Midi. Toumsah (1) dort à son banc seigneurial ; car ce n'est pas un crocodile du commun, mais le crocodile du Chari, du moins dans son opinion. Non sans travail, il a dépassé tous ses congénères de la queue et du ventre, et ses mâchoires féroces s'emboîtent comme une serrure de coffre-fort : cloc !

Il devait sa proéminence à son système de chasse, qui ne manquait pas d'astuce : la nuit, quand les canots des Kotokos se forment en arc de cercle, barrant le fleuve de leurs filets abaissés, les rabatteurs désignés foncent à grand vacarme et frappent à coups redoublés les rebords de leurs barques : rrra ... pla ... pla ... rra ... ; alors les bancs de poissons en panique fuient vers les filets, et lui, Toumsah, posté près d'une aile, cueille au passage les plus méritants.

Sa bauge de sieste solaire était cette longue arête de sable humide qui termine l'aire immense des grèves rousses, en amont de Fort-Lamy. Au ras de l’eau clapotante, il aimait à se rôtir le dos, la gueule largement ouverte.

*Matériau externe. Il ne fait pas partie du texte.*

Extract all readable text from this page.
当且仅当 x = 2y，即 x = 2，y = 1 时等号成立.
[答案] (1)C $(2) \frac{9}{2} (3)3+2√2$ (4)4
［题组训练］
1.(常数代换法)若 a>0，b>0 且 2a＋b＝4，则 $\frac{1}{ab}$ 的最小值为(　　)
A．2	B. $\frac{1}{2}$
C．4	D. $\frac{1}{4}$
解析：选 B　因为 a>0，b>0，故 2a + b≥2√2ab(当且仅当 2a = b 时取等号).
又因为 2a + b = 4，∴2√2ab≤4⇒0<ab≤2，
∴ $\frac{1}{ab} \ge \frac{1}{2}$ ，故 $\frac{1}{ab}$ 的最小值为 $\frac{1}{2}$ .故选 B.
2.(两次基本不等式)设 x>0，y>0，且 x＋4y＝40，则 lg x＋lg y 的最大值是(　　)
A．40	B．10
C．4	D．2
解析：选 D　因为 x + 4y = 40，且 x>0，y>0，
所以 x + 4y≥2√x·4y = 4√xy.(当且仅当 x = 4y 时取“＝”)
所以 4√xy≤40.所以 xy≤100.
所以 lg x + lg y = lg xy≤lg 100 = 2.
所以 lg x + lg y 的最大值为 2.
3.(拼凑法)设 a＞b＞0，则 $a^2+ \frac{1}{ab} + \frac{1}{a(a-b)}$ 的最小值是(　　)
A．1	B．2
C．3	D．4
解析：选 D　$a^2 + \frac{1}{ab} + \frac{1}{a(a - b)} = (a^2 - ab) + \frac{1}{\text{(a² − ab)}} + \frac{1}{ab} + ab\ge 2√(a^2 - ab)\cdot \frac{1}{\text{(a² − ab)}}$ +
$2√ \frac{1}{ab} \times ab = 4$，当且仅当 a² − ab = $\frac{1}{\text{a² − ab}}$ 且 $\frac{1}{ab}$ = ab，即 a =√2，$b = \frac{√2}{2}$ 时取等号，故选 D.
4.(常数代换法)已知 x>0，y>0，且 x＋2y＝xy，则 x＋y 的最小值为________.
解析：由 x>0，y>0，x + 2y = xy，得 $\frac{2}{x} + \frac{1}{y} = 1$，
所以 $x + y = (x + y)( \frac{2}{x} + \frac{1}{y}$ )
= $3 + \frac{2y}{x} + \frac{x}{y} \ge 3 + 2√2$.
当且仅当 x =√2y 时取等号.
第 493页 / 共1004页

On a beau être saurien, on respire mieux à l'air libre ... et son petit serviteur, le tisserin au nid suspendu, pouvait à son aise lui curer les dents.

Cependant, il ne dormait qu'à demi, et lorsqu’une barque grossissait, pagayée par des noirs gesticulant, il savait exactement à quel instant il devenait prudent de se glisser à l’eau, pour ne laisser émerger que ses gros yeux en besicles.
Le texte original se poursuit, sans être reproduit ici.